It has been said that the innovations of the 20th century that have had the biggest impact on our lives have been the automobile, television, and the atomic bomb. I think it is time to acknowledge a fourth humanity-shaking innovation of the 20th century – the Internet – which is changing our lives in ways that we are just beginning to comprehend.
The automobile, television, and the atomic bomb have been mixed disasters. All three seemed like good things in their time. We wanted them, and still do. The damage they have done – to our space, to our culture, and to our security – is recognized only by a skeptical few. It is easy to see what we have gained, to see what we have lost requires some imagination and an appreciation of history.
The Internet, as a newer innovation, still seems almost entirely positive. I certainly see it as a fine thing, but I am beginning to see aspects that are troubling.

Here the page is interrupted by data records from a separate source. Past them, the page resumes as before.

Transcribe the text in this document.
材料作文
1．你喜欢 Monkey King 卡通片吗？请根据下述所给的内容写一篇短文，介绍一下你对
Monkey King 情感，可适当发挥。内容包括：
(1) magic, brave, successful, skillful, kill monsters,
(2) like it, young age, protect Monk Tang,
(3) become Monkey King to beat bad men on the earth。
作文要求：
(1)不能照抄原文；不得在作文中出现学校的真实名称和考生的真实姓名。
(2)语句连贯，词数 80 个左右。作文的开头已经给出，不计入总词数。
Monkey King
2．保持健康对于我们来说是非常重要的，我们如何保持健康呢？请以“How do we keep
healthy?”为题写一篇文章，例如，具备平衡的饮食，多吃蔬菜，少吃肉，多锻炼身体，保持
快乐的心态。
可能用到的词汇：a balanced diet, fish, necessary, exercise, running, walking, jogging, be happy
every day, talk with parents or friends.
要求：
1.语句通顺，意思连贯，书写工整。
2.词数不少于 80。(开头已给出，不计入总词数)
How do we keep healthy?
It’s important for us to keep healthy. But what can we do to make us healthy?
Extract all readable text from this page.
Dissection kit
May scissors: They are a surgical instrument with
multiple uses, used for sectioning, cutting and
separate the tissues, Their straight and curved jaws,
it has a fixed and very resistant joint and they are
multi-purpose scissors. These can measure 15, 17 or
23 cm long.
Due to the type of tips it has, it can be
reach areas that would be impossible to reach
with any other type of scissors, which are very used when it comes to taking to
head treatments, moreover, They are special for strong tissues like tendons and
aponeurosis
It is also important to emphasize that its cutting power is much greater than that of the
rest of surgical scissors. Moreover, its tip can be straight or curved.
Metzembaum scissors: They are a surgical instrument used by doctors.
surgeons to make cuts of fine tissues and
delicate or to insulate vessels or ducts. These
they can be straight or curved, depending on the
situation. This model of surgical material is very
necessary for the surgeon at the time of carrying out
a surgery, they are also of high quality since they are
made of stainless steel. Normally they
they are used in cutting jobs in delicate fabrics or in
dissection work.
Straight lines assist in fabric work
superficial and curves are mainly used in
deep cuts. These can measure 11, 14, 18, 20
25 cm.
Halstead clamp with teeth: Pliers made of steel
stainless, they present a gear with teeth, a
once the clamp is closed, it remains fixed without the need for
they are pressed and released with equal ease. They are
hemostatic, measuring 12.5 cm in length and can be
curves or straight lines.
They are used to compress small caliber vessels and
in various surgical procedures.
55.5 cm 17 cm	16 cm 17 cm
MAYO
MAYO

What is positive, above all, is the opportunity for many-to-many communication. Television is a means of mass dissemination of information. A handful of corporations transmit, billions of people receive. With the Internet everyone can transmit, and everyone can receive what he likes from among the many millions of possibilities.
This is the great promise. Every small business can advertise its products, at little or no cost, via the World Wide Web, which can be accessed by anyone anywhere in the world. Any political opinion, any scientific report, any plea for assistance, any photo or video, can be posted for all to see; any song can be sung for the world to hear.
The creation of the Internet as a global interconnection of local computer networks dates back to the 1960s, but its commercialization via e-mail and the World Wide Web began only 15 years ago. It is therefore a spectacular fact that today approximately two thirds of the people in the developed world use the Internet. Many of us, and here I am projecting, use it a very great deal.
I use the Internet to send this column to The Free Press down the street and to communicate with friends and business associates around the world. I use the Web to do most of my research for my columns, and for my law practice, and I use it just for the pleasure of learning new things. The information, which might come from anywhere, assembles itself on my computer screen and from there enters into my consciousness. There is no doubt that over the last decade a great deal of what has entered my consciousness has come via the Internet.
Part of the troubling downside of the Internet is just that. We have eyes to see and ears to hear, and for our 10,000 years of civilization we have seen and heard what is immediately around us – our families, our neighbors, the sights and sounds of our community and environment. Television, appealing mightily to these same senses, has moved our consciousness away from our communities. The Internet is doing the same.
When a teenager sits at her computer “chatting” with her online friends, she is not walking down the street to play with real flesh-and-blood friends. The ramifications of this vast change in our way of knowing each other remain far from understood – far even from being much considered.
What has made this new way of connecting seem good is the idea that it allows us to connect as equals within a global community. Something is lost – our local connections – but something is gained that might be equally valuable. I am beginning to wonder, though, if this might be an idealization of a quite different reality.
The Internet, for all its openness and apparent equality, is clearly vulnerable to monopoly. Microsoft has far more power and market share in the computer and Internet sphere than any steel company or media empire ever had. Microsoft Windows runs 92% of all computers and the Microsoft Internet Explorer browser is used by 62% of all Internet users. The Google search engine is now used for 86% of all Web searches.
As a result, Microsoft effectively controls what most people can and cannot do with their computers, and also how information on the Web must be organized. Google Inc. controls the process by which you can find what you are looking for, or can be found by people who you hope will be looking for you.
Social network websites such as Twitter, Facebook and MySpace also represent a concentration of power over the connections people make. They are in principle neutral, but they make the rules. Social connections have never before been under this sort of corporate mediation.
So the freedom of the Internet may be illusory. Instead, the Internet may turn out to give a few corporations the power to direct and to control our intercourse as has never before been possible.
Who knows, but it seems to me on this reflection that there is a lot to be said for word of mouth, and for being close enough to whisper.